Many thousands of religious objects and artefacts were destroyed, including paintings, sculptures, altarpieces, stained glass, and crucifixes, and the survival rate of works by the major artists is low – even Jan van Eyck has only some 24 extant works confidently attributed to him. The number grows with later artists, but there are still anomalies; Petrus Christus is considered a major artist, but is given a smaller number of works than van Eyck. In general the later 15th-century works exported to southern Europe have a much higher survival rate.

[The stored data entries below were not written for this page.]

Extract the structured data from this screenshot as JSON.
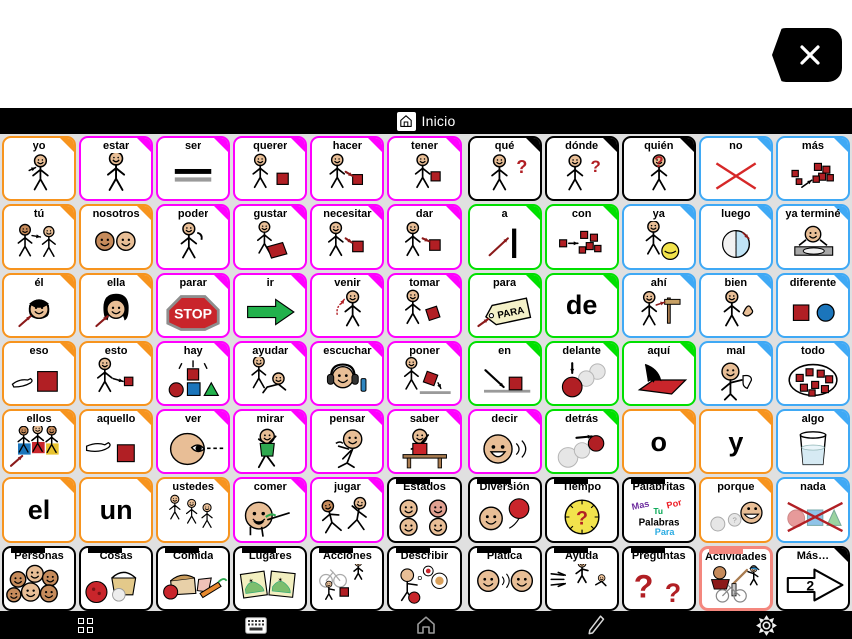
{
  "app": {
    "title_bar": {
      "label": "Inicio",
      "icon": "home-icon"
    },
    "close_button": {
      "icon": "close-x-icon",
      "label": ""
    }
  },
  "colors": {
    "orange": "#F7941E",
    "magenta": "#FF00FF",
    "green": "#00E000",
    "blue": "#3FA9F5",
    "black": "#000000",
    "selected_highlight": "#F4877E",
    "page_bg": "#E0E0E0",
    "bar_bg": "#000000"
  },
  "grid": {
    "columns": 12,
    "rows": 7,
    "cells": [
      {
        "label": "yo",
        "border": "#F7941E",
        "corner": "#F7941E",
        "art": "person-pointing-self",
        "r": 0,
        "c": 0
      },
      {
        "label": "estar",
        "border": "#FF00FF",
        "corner": "#FF00FF",
        "art": "person-standing",
        "r": 0,
        "c": 1
      },
      {
        "label": "ser",
        "border": "#FF00FF",
        "corner": "#FF00FF",
        "art": "equals-bars",
        "r": 0,
        "c": 2
      },
      {
        "label": "querer",
        "border": "#FF00FF",
        "corner": "#FF00FF",
        "art": "person-reaching-red-block",
        "r": 0,
        "c": 3
      },
      {
        "label": "hacer",
        "border": "#FF00FF",
        "corner": "#FF00FF",
        "art": "person-making",
        "r": 0,
        "c": 4
      },
      {
        "label": "tener",
        "border": "#FF00FF",
        "corner": "#FF00FF",
        "art": "person-holding-red",
        "r": 0,
        "c": 5
      },
      {
        "label": "qué",
        "border": "#000000",
        "corner": "#000000",
        "art": "person-shrug-question",
        "r": 0,
        "c": 6
      },
      {
        "label": "dónde",
        "border": "#000000",
        "corner": "#000000",
        "art": "person-looking-question",
        "r": 0,
        "c": 7
      },
      {
        "label": "quién",
        "border": "#000000",
        "corner": "#000000",
        "art": "person-question-head",
        "r": 0,
        "c": 8
      },
      {
        "label": "no",
        "border": "#3FA9F5",
        "corner": "#3FA9F5",
        "art": "red-x-cross",
        "r": 0,
        "c": 9
      },
      {
        "label": "más",
        "border": "#3FA9F5",
        "corner": "#3FA9F5",
        "art": "more-blocks-arrow",
        "r": 0,
        "c": 10
      },
      {
        "label": "tú",
        "border": "#F7941E",
        "corner": "#F7941E",
        "art": "two-people-pointing",
        "r": 1,
        "c": 0
      },
      {
        "label": "nosotros",
        "border": "#F7941E",
        "corner": "#F7941E",
        "art": "two-heads",
        "r": 1,
        "c": 1
      },
      {
        "label": "poder",
        "border": "#FF00FF",
        "corner": "#FF00FF",
        "art": "person-flexing",
        "r": 1,
        "c": 2
      },
      {
        "label": "gustar",
        "border": "#FF00FF",
        "corner": "#FF00FF",
        "art": "person-hugging-red",
        "r": 1,
        "c": 3
      },
      {
        "label": "necesitar",
        "border": "#FF00FF",
        "corner": "#FF00FF",
        "art": "person-needing-block",
        "r": 1,
        "c": 4
      },
      {
        "label": "dar",
        "border": "#FF00FF",
        "corner": "#FF00FF",
        "art": "person-giving-block",
        "r": 1,
        "c": 5
      },
      {
        "label": "a",
        "border": "#00E000",
        "corner": "#00E000",
        "art": "arrow-to-bar",
        "r": 1,
        "c": 6
      },
      {
        "label": "con",
        "border": "#00E000",
        "corner": "#00E000",
        "art": "blocks-joining",
        "r": 1,
        "c": 7
      },
      {
        "label": "ya",
        "border": "#3FA9F5",
        "corner": "#3FA9F5",
        "art": "person-with-ball",
        "r": 1,
        "c": 8
      },
      {
        "label": "luego",
        "border": "#3FA9F5",
        "corner": "#3FA9F5",
        "art": "clock-later",
        "r": 1,
        "c": 9
      },
      {
        "label": "ya terminé",
        "border": "#3FA9F5",
        "corner": "#3FA9F5",
        "art": "person-finished-plate",
        "r": 1,
        "c": 10
      },
      {
        "label": "él",
        "border": "#F7941E",
        "corner": "#F7941E",
        "art": "boy-head-arrow",
        "r": 2,
        "c": 0
      },
      {
        "label": "ella",
        "border": "#F7941E",
        "corner": "#F7941E",
        "art": "girl-head-arrow",
        "r": 2,
        "c": 1
      },
      {
        "label": "parar",
        "border": "#FF00FF",
        "corner": "#FF00FF",
        "art": "stop-sign",
        "r": 2,
        "c": 2
      },
      {
        "label": "ir",
        "border": "#FF00FF",
        "corner": "#FF00FF",
        "art": "green-arrow-right",
        "r": 2,
        "c": 3
      },
      {
        "label": "venir",
        "border": "#FF00FF",
        "corner": "#FF00FF",
        "art": "person-come-here",
        "r": 2,
        "c": 4
      },
      {
        "label": "tomar",
        "border": "#FF00FF",
        "corner": "#FF00FF",
        "art": "person-taking-block",
        "r": 2,
        "c": 5
      },
      {
        "label": "para",
        "border": "#00E000",
        "corner": "#00E000",
        "art": "tag-para",
        "r": 2,
        "c": 6
      },
      {
        "label": "de",
        "border": "#00E000",
        "corner": "#00E000",
        "art": "text-de",
        "r": 2,
        "c": 7,
        "bigtext": "de"
      },
      {
        "label": "ahí",
        "border": "#3FA9F5",
        "corner": "#3FA9F5",
        "art": "person-pointing-signpost",
        "r": 2,
        "c": 8
      },
      {
        "label": "bien",
        "border": "#3FA9F5",
        "corner": "#3FA9F5",
        "art": "person-thumbs-up",
        "r": 2,
        "c": 9
      },
      {
        "label": "diferente",
        "border": "#3FA9F5",
        "corner": "#3FA9F5",
        "art": "square-and-circle",
        "r": 2,
        "c": 10
      },
      {
        "label": "eso",
        "border": "#F7941E",
        "corner": "#F7941E",
        "art": "hand-pointing-red-square",
        "r": 3,
        "c": 0
      },
      {
        "label": "esto",
        "border": "#F7941E",
        "corner": "#F7941E",
        "art": "person-pointing-small-square",
        "r": 3,
        "c": 1
      },
      {
        "label": "hay",
        "border": "#FF00FF",
        "corner": "#FF00FF",
        "art": "shapes-exist",
        "r": 3,
        "c": 2
      },
      {
        "label": "ayudar",
        "border": "#FF00FF",
        "corner": "#FF00FF",
        "art": "person-helping",
        "r": 3,
        "c": 3
      },
      {
        "label": "escuchar",
        "border": "#FF00FF",
        "corner": "#FF00FF",
        "art": "person-headphones",
        "r": 3,
        "c": 4
      },
      {
        "label": "poner",
        "border": "#FF00FF",
        "corner": "#FF00FF",
        "art": "person-putting-block",
        "r": 3,
        "c": 5
      },
      {
        "label": "en",
        "border": "#00E000",
        "corner": "#00E000",
        "art": "arrow-onto-block",
        "r": 3,
        "c": 6
      },
      {
        "label": "delante",
        "border": "#00E000",
        "corner": "#00E000",
        "art": "circles-front",
        "r": 3,
        "c": 7
      },
      {
        "label": "aquí",
        "border": "#00E000",
        "corner": "#00E000",
        "art": "hand-pointing-ground",
        "r": 3,
        "c": 8
      },
      {
        "label": "mal",
        "border": "#3FA9F5",
        "corner": "#3FA9F5",
        "art": "person-thumbs-down",
        "r": 3,
        "c": 9
      },
      {
        "label": "todo",
        "border": "#3FA9F5",
        "corner": "#3FA9F5",
        "art": "all-blocks-circled",
        "r": 3,
        "c": 10
      },
      {
        "label": "ellos",
        "border": "#F7941E",
        "corner": "#F7941E",
        "art": "group-people-arrow",
        "r": 4,
        "c": 0
      },
      {
        "label": "aquello",
        "border": "#F7941E",
        "corner": "#F7941E",
        "art": "hand-pointing-far-square",
        "r": 4,
        "c": 1
      },
      {
        "label": "ver",
        "border": "#FF00FF",
        "corner": "#FF00FF",
        "art": "eye-looking",
        "r": 4,
        "c": 2
      },
      {
        "label": "mirar",
        "border": "#FF00FF",
        "corner": "#FF00FF",
        "art": "person-watching",
        "r": 4,
        "c": 3
      },
      {
        "label": "pensar",
        "border": "#FF00FF",
        "corner": "#FF00FF",
        "art": "person-thinking",
        "r": 4,
        "c": 4
      },
      {
        "label": "saber",
        "border": "#FF00FF",
        "corner": "#FF00FF",
        "art": "person-raising-hand-desk",
        "r": 4,
        "c": 5
      },
      {
        "label": "decir",
        "border": "#FF00FF",
        "corner": "#FF00FF",
        "art": "face-talking",
        "r": 4,
        "c": 6
      },
      {
        "label": "detrás",
        "border": "#00E000",
        "corner": "#00E000",
        "art": "circles-behind",
        "r": 4,
        "c": 7
      },
      {
        "label": "o",
        "border": "#F7941E",
        "corner": "#F7941E",
        "art": "text-o",
        "r": 4,
        "c": 8,
        "bigtext": "o"
      },
      {
        "label": "y",
        "border": "#F7941E",
        "corner": "#F7941E",
        "art": "text-y",
        "r": 4,
        "c": 9,
        "bigtext": "y"
      },
      {
        "label": "algo",
        "border": "#3FA9F5",
        "corner": "#3FA9F5",
        "art": "glass-of-water",
        "r": 4,
        "c": 10
      },
      {
        "label": "el",
        "border": "#F7941E",
        "corner": "#F7941E",
        "art": "text-el",
        "r": 5,
        "c": 0,
        "bigtext": "el"
      },
      {
        "label": "un",
        "border": "#F7941E",
        "corner": "#F7941E",
        "art": "text-un",
        "r": 5,
        "c": 1,
        "bigtext": "un"
      },
      {
        "label": "ustedes",
        "border": "#F7941E",
        "corner": "#F7941E",
        "art": "three-people",
        "r": 5,
        "c": 2
      },
      {
        "label": "comer",
        "border": "#FF00FF",
        "corner": "#FF00FF",
        "art": "person-eating",
        "r": 5,
        "c": 3
      },
      {
        "label": "jugar",
        "border": "#FF00FF",
        "corner": "#FF00FF",
        "art": "two-people-running",
        "r": 5,
        "c": 4
      },
      {
        "label": "Estados",
        "border": "#000000",
        "corner": "#000000",
        "art": "four-faces",
        "r": 5,
        "c": 5,
        "folder": true
      },
      {
        "label": "Diversión",
        "border": "#000000",
        "corner": "#000000",
        "art": "face-balloon",
        "r": 5,
        "c": 6,
        "folder": true
      },
      {
        "label": "Tiempo",
        "border": "#000000",
        "corner": "#000000",
        "art": "clock-question",
        "r": 5,
        "c": 7,
        "folder": true
      },
      {
        "label": "Palabritas",
        "border": "#000000",
        "corner": "#000000",
        "art": "word-cloud",
        "r": 5,
        "c": 8,
        "folder": true
      },
      {
        "label": "porque",
        "border": "#F7941E",
        "corner": "#F7941E",
        "art": "speech-because",
        "r": 5,
        "c": 9
      },
      {
        "label": "nada",
        "border": "#3FA9F5",
        "corner": "#3FA9F5",
        "art": "shapes-crossed-out",
        "r": 5,
        "c": 10
      },
      {
        "label": "Personas",
        "border": "#000000",
        "corner": "#000000",
        "art": "crowd-faces",
        "r": 6,
        "c": 0,
        "folder": true
      },
      {
        "label": "Cosas",
        "border": "#000000",
        "corner": "#000000",
        "art": "basket-ball-toy",
        "r": 6,
        "c": 1,
        "folder": true
      },
      {
        "label": "Comida",
        "border": "#000000",
        "corner": "#000000",
        "art": "bread-apple-carrot",
        "r": 6,
        "c": 2,
        "folder": true
      },
      {
        "label": "Lugares",
        "border": "#000000",
        "corner": "#000000",
        "art": "two-maps",
        "r": 6,
        "c": 3,
        "folder": true
      },
      {
        "label": "Acciones",
        "border": "#000000",
        "corner": "#000000",
        "art": "bike-walk-push",
        "r": 6,
        "c": 4,
        "folder": true
      },
      {
        "label": "Describir",
        "border": "#000000",
        "corner": "#000000",
        "art": "person-describing-apple",
        "r": 6,
        "c": 5,
        "folder": true
      },
      {
        "label": "Plática",
        "border": "#000000",
        "corner": "#000000",
        "art": "two-faces-talking",
        "r": 6,
        "c": 6,
        "folder": true
      },
      {
        "label": "Ayuda",
        "border": "#000000",
        "corner": "#000000",
        "art": "person-helping-up",
        "r": 6,
        "c": 7,
        "folder": true
      },
      {
        "label": "Preguntas",
        "border": "#000000",
        "corner": "#000000",
        "art": "two-question-marks",
        "r": 6,
        "c": 8,
        "folder": true
      },
      {
        "label": "Actividades",
        "border": "#F4877E",
        "corner": "#F4877E",
        "art": "bike-bat-person",
        "r": 6,
        "c": 9,
        "folder": true,
        "selected": true
      },
      {
        "label": "Más…",
        "border": "#000000",
        "corner": "#000000",
        "art": "arrow-right-page-2",
        "r": 6,
        "c": 10,
        "page_number": "2"
      }
    ]
  },
  "palabritas": {
    "title": "Palabritas",
    "words": [
      {
        "text": "Mas",
        "color": "#7030A0"
      },
      {
        "text": "Tu",
        "color": "#00A651"
      },
      {
        "text": "Por",
        "color": "#ED1C24"
      },
      {
        "text": "Palabras",
        "color": "#000000"
      },
      {
        "text": "Para",
        "color": "#29ABE2"
      }
    ]
  },
  "stop_sign": {
    "text": "STOP"
  },
  "para_tag": {
    "text": "PARA"
  },
  "mas_arrow": {
    "number": "2"
  },
  "navbar": {
    "items": [
      {
        "name": "recent-apps-icon",
        "label": ""
      },
      {
        "name": "keyboard-icon",
        "label": ""
      },
      {
        "name": "home-icon",
        "label": ""
      },
      {
        "name": "stylus-pencil-icon",
        "label": ""
      },
      {
        "name": "settings-gear-icon",
        "label": ""
      }
    ]
  }
}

Many of the period’s artworks were commissioned by clergy for their churches, with specifications for a physical format and pictorial content that would complement existing architectural and design schemes. An idea of how such church interiors might have looked can be seen from both van Eyck’s Madonna in the Church and van der Weyden’s Exhumation of St Hubert. According to Nash, van der Weyden’s panel is an insightful look at the appearance of pre-Reformation churches, and the manner in which images were placed so that they resonated with other paintings or objects. Nash goes on to say that, “any one would necessarily be seen in relation to other images, repeating, enlarging, or diversifying the chosen themes”. Because iconoclasts targeted churches and cathedrals, important information about the display of individual works has been lost, and with it, insights about the meaning of these artworks in their own time. Many other works were lost to fires or in wars; the break-up of the Valois Burgundian state made the Low Countries the cockpit of European conflict until 1945. Van der Weyden’s The Justice of Trajan and Herkinbald polyptych is perhaps the most significant loss; from records it appears to have been comparable in scale and ambition to the Ghent Altarpiece. It was destroyed by French artillery during the bombardment of Brussels in 1695, and is today known only from a tapestry copy.